Santé sexuelle des gays et VIH/SIDA au Togo
20
« Un garçon qui naît, déjà à bas âge est avec ses amis garçons. Il a toujours envie
de se laver avec eux. Quand il va entrer en puberté, cette envie va toujours grandir,
et quand il sera grand, il va se rendre compte qu’il a plutôt une attirance envers le
même sexe » (focus group 2).
« L’homosexualité n’est jamais venue de quelque part. On est né comme ça, c’est
inné. Depuis ton enfance les habitudes que tu as, vont te montrer que toi-même tu
seras homosexuel. On ne le devient pas »(focus group 2).
« Un Blanc n’a jamais fabriqué quelque chose comme ça. On est né et on ressent
quelque chose pour la personne qui a le même sexe que nous » (focus group 2).
Cette émergence précoce de l’homosexualité chez la plupart des gays enquêtés semble être
confirmée par l’âge au premier rapport homosexuel qui se situe entre 9 et 20 ans.
Tout en récusant l’origine occidentale de l’homosexualité, les homosexuels démontrent aussi
qu’elle est une pratique ancienne dans les sociétés africaines.

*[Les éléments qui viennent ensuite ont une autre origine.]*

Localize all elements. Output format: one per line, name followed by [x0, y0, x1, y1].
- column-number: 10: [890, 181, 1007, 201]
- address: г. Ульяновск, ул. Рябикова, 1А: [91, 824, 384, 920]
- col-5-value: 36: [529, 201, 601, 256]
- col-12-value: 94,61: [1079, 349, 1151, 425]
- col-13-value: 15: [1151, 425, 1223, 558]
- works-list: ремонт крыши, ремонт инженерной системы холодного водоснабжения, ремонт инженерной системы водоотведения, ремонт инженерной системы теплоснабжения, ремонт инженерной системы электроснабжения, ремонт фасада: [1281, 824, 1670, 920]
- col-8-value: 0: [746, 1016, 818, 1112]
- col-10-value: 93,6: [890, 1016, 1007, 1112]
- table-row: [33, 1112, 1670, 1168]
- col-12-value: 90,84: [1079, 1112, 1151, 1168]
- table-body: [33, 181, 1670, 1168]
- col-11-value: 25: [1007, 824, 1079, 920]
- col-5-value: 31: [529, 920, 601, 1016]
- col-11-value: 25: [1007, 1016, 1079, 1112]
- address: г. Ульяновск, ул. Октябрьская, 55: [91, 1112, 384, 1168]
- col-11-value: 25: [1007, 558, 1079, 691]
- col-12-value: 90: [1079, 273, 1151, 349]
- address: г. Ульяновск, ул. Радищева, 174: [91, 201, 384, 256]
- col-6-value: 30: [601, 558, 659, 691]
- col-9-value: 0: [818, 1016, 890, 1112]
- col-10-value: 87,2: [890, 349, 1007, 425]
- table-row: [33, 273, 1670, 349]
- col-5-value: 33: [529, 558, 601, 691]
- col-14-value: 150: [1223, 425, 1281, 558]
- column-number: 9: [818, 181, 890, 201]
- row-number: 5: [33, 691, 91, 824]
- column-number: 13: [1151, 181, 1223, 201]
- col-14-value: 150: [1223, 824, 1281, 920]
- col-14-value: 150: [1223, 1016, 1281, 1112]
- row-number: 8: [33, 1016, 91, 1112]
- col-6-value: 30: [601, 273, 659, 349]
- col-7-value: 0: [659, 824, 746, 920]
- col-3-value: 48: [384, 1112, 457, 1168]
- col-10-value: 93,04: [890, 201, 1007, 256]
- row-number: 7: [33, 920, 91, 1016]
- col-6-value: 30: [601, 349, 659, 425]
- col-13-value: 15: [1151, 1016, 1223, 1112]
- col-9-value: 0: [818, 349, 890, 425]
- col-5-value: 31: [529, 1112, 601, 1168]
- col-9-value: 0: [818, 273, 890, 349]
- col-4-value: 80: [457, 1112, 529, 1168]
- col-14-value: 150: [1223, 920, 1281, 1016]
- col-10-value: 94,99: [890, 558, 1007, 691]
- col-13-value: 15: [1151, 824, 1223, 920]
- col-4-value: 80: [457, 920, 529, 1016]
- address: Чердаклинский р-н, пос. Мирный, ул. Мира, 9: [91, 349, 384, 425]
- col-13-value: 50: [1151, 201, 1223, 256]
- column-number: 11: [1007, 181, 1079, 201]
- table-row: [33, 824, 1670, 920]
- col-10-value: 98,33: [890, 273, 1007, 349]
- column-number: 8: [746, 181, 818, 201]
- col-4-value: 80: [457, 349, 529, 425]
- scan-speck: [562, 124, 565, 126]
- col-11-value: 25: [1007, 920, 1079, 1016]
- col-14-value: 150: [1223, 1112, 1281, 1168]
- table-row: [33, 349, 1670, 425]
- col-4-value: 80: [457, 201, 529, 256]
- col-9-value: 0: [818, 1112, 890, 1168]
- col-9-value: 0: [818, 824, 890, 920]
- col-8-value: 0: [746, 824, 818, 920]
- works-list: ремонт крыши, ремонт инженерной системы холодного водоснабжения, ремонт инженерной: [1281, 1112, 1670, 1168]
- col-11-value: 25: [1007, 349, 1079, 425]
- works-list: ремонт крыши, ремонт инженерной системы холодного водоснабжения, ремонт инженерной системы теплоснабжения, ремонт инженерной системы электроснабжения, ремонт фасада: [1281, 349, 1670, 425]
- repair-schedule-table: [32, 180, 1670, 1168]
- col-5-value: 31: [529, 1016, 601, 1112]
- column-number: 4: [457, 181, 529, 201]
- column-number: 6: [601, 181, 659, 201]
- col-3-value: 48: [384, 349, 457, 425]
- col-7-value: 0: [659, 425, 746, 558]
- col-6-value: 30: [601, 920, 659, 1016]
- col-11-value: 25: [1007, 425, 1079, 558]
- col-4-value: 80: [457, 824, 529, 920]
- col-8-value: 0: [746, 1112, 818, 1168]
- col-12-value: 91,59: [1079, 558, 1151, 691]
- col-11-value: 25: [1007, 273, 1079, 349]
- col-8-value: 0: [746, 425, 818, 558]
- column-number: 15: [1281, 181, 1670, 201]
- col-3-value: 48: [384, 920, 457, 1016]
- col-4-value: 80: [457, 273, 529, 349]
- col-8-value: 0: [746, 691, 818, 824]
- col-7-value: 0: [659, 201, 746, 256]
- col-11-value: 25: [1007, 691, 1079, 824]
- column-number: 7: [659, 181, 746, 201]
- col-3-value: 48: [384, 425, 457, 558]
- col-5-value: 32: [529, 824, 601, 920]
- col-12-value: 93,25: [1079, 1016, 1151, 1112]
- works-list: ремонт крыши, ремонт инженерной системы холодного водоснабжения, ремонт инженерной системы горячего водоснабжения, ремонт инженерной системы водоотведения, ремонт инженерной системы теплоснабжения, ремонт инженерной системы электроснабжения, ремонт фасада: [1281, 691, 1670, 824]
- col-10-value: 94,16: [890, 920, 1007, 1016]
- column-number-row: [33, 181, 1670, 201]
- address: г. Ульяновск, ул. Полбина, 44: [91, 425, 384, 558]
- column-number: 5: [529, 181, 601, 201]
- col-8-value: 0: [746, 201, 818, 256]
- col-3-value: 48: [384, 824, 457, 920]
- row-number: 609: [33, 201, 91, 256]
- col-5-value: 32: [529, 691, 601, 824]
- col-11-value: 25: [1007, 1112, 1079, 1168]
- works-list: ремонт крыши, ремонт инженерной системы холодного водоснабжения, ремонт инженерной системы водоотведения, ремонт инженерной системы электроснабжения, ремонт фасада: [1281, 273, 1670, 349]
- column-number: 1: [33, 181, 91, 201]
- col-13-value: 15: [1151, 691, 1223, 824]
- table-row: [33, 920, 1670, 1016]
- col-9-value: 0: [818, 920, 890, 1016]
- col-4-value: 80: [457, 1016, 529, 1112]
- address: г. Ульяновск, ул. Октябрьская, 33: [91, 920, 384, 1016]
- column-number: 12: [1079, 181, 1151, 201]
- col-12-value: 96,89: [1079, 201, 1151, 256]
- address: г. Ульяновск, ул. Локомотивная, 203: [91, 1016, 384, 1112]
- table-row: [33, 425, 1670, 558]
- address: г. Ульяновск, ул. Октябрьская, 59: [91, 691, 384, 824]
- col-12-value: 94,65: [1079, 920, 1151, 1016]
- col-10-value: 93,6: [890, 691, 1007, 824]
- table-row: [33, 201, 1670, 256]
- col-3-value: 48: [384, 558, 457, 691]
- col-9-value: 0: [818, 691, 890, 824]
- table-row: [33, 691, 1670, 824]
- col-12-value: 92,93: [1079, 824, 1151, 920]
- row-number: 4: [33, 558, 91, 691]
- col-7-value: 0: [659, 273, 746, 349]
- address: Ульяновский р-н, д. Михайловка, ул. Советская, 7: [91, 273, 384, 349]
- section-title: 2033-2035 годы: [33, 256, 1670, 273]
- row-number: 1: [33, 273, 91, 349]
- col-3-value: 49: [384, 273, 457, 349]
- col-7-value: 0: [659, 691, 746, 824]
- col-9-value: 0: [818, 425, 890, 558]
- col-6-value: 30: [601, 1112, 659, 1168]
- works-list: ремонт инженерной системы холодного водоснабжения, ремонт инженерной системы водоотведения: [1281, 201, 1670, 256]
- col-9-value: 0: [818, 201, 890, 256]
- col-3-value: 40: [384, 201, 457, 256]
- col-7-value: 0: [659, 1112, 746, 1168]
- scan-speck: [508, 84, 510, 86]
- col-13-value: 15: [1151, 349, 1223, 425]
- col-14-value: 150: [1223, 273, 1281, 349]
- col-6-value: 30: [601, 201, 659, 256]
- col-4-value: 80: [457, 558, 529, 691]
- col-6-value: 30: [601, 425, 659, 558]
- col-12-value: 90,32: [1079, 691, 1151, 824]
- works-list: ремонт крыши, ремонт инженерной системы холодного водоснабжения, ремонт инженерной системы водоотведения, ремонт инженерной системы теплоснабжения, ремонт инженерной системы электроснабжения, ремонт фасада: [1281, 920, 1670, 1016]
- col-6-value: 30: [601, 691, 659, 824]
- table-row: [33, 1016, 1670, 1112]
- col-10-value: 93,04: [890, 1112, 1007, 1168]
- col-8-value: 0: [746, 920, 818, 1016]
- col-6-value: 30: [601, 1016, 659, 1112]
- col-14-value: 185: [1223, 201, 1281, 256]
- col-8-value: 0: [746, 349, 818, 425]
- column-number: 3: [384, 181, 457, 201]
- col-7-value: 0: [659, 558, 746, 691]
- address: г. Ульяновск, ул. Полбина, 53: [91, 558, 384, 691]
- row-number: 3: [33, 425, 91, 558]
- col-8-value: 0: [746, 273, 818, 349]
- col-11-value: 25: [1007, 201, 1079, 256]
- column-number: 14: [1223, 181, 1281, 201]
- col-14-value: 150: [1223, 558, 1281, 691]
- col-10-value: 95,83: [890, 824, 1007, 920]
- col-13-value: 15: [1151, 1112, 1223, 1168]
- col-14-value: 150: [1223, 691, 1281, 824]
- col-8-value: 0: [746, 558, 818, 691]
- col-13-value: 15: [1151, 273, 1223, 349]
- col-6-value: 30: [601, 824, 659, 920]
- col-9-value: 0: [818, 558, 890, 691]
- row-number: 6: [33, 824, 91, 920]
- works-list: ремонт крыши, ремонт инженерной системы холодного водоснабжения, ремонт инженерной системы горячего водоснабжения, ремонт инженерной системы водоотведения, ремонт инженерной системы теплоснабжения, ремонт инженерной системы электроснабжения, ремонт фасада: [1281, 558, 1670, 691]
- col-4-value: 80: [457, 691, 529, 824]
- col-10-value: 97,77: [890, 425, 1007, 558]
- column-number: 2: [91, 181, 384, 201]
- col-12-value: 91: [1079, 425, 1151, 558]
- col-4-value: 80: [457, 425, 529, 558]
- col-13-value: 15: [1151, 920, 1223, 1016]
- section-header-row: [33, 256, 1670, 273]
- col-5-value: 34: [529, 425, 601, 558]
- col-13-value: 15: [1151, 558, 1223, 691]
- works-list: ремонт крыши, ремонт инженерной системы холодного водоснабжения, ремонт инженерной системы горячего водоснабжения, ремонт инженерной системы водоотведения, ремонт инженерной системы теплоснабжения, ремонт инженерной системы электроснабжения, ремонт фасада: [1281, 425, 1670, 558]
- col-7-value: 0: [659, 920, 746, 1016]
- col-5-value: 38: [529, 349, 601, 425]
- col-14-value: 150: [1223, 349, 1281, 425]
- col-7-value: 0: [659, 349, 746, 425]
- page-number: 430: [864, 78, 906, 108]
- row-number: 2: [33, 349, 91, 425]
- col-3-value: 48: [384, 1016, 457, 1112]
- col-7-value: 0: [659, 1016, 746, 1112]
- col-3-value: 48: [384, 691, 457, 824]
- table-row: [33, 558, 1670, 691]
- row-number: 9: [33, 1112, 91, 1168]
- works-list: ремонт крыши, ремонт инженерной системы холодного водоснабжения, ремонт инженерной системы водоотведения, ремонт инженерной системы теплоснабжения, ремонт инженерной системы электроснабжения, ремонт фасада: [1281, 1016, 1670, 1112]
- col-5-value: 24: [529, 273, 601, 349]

Elle se faisait dans deux situations.
D’une part, comme attirance naturelle entre deux hommes mais ceux-ci le faisaient en cachette,
parce que cela était interdit. Les hommes avaient l’obligation de se marier et faire des enfants, pour
se conformer aux règles de la société. Toutefois, les homosexuels, même mariés à des femmes, se
cachaient pour faire l’amour. D’autre part, elle se pratiquait dans des couvents (surtout dans le sud
du Togo) où les rites initiatiques entre des personnes de même sexe, recluses pour plusieurs jours,
suscitaient à un moment donné de l’attirance réciproque. A ce sujet, un pair a affirmé que :
« Il y a des gens dans les villages qui ont les mêmes pratiques que chez les
Occidentaux. Mais on n’a pas les mêmes façons de les appeler. Donc, je dirai que
l’homosexualité a des fondements dans nos sociétés traditionnelles, sauf que on ne
le connaît pas sous le vocable ‘homosexualité’ » (focus group).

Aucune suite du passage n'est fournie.